Critique de la raison numérique
Paris : CNRS éd., 2004. – 272 p. ; 22 cm. – (Hermès : cognition, communication, politique ; 39).
ISBN 2-271-06245-4 : 25 €
N’y aurait-il plus d’après Internet ? Quels sont les effets de la numérisation sur les pratiques intellectuelles ? Ces questions sous-tendent toute la réflexion de ce numéro conséquent de la revue Hermès qui comprend les contributions de plus d’une trentaine de chercheurs français, britanniques, suédois et suisses. On reconnaîtra au passage des auteurs qui publient régulièrement sur ce sujet tels Jacques Perriault, Brigitte Juanals ou Majid Ihadjadene, ainsi qu’Alex Mucchielli.
Vers une nouvelle conception du travail
La numérisation de l’information sous toutes ses formes est le défi majeur que nous connaissons actuellement. Des initiatives internationales (gouvernementales ou privées) voient le jour et le concept de bibliothèque universelle prend quotidiennement plus de réalité. Mais ce qui intéresse les auteurs de ce numéro relève du domaine de la sphère professionnelle lié au travail de chaque individu : il va de soi que les technologies de l’information bouleversent la conception même du travail, de son organisation et de son accomplissement. Quels sont ces bouleversements ? Pour répondre à cette question, plusieurs recherches ont été effectuées dans des domaines très divers et nous avons là quelques résultats.
Le travail est considéré sous différents angles.
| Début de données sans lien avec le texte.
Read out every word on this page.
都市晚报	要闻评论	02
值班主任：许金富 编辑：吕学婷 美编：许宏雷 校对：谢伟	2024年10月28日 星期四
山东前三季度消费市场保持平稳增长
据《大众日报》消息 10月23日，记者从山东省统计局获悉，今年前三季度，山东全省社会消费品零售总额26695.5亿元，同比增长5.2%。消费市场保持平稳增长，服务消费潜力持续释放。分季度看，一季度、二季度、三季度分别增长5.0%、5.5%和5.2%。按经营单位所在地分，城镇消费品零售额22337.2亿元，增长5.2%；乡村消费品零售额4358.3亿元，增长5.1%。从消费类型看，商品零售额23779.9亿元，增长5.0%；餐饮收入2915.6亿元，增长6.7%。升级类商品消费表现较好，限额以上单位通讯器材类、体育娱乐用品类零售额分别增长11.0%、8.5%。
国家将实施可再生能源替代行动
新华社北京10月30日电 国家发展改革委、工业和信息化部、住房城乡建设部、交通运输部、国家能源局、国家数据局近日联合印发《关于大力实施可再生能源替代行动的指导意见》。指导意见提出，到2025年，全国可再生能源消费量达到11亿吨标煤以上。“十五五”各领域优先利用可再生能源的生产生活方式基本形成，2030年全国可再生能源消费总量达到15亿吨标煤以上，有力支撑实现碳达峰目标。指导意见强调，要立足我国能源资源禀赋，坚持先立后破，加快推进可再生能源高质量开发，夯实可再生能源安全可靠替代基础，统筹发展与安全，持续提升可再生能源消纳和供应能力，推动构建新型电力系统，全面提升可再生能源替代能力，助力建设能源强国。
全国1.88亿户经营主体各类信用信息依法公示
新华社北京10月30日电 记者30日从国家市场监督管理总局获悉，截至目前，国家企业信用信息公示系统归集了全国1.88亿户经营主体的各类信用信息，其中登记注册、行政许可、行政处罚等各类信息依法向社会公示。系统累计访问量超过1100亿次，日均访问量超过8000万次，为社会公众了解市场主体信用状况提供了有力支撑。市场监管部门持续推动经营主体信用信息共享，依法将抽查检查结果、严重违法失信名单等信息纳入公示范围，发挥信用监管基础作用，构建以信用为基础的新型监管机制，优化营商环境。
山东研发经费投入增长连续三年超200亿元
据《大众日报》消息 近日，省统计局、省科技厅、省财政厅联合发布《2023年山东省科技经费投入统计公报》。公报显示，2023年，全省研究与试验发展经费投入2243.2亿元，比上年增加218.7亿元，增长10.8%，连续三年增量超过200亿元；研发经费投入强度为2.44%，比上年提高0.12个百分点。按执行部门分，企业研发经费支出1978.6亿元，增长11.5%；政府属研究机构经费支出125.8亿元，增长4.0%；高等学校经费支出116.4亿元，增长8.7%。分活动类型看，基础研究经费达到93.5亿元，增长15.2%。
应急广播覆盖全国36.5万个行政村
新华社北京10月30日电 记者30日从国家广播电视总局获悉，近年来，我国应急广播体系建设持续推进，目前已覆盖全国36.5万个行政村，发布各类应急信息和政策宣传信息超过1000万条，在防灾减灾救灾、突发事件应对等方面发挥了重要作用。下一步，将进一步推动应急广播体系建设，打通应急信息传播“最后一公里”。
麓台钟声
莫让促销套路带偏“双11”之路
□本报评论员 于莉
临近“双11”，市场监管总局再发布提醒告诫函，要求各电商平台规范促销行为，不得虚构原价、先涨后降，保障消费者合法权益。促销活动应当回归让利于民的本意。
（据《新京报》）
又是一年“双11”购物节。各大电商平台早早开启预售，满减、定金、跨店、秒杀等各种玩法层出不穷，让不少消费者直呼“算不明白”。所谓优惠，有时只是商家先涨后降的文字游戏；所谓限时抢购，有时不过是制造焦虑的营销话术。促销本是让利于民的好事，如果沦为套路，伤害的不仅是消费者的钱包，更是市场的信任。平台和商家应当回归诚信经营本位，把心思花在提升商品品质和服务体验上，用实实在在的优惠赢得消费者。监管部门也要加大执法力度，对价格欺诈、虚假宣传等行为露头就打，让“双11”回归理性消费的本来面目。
Il est vu à travers le prisme offert par les outils technologiques : ainsi, le partage des informations à distance (avec l’exemple des centres de recherche de la Silicon Valley), la recherche d’une information sur Internet (expertise et auto-efficacité allant de pair), le développement de pratiques collectives (facilitant les associations ou les communautés) ou l’enseignement à distance (à l’université notamment). Cela ne va pas sans difficultés : la consultation d’archives audiovisuelles montre que la manipulation et l’appropriation des outils et des logiciels ne sont pas toujours aisées ; dans le cas des revues en ligne, la lecture de documents hypermédias désoriente de nombreux lecteurs ; pour les étudiants, la question se pose parfois de savoir si l’enseignement classique n’est pas préférable à la formation en ligne.
Pratiques intellectuelles et technologie
Par rapport à l’écriture, les auteurs constatent que l’héritage du mode d’écriture traditionnel reste bien présent alors que l’écriture en mode numérique suppose un apprentissage différent, et notamment l’utilisation des produits multimédias. Au niveau de la lecture sur écran, plusieurs auteurs abordent les points suivants : comment se consulte une encyclopédie en ligne (avec l’exemple de l’Encyclopædia Universalis) ; comment la disposition graphique d’un texte intervient sur l’acte de lecture ; quelles informations sont dégagées par des collégiens à la lecture d’un cédérom ou d’une brochure.
La recherche d’information constitue également un champ d’étude par rapport aux activités cognitives qu’elle implique : l’étude de jeunes élèves montre les difficultés qu’ils éprouvent quand ils sont placés en situation de recherche ; un public plus spécialisé aura tendance, quant à lui, à formuler et reformuler les termes de sa recherche jusqu’à aboutir à des résultats satisfaisants, sans prendre en compte les catégories proposées qui auraient un effet inverse.
Le monde de l’édition – plus particulièrement l’édition en sciences humaines et sociales – est également touché par la numérisation et de nouvelles pratiques éditoriales sont à envisager : les technologies actuelles le permettent avec, par exemple, l’utilisation du format SCD (Scientific Construct and Data).
De manière générale, les réflexions des différents auteurs portent sur les pratiques d’information et de communication, soit en étudiant le comportement d’élèves, d’étudiants ou d’experts, soit en se référant à l’apport de diverses théories de la communication ou d’auteurs tel Abraham Moles. Pur produit de recherches sur le terrain, ce numéro de la revue Hermès apparaît très complet et très fouillé et aborde les différentes dimensions de la numérisation : la lecture, l’écriture, l’édition, la recherche d’information, autant de pratiques intellectuelles influencées par les évolutions de la technologie.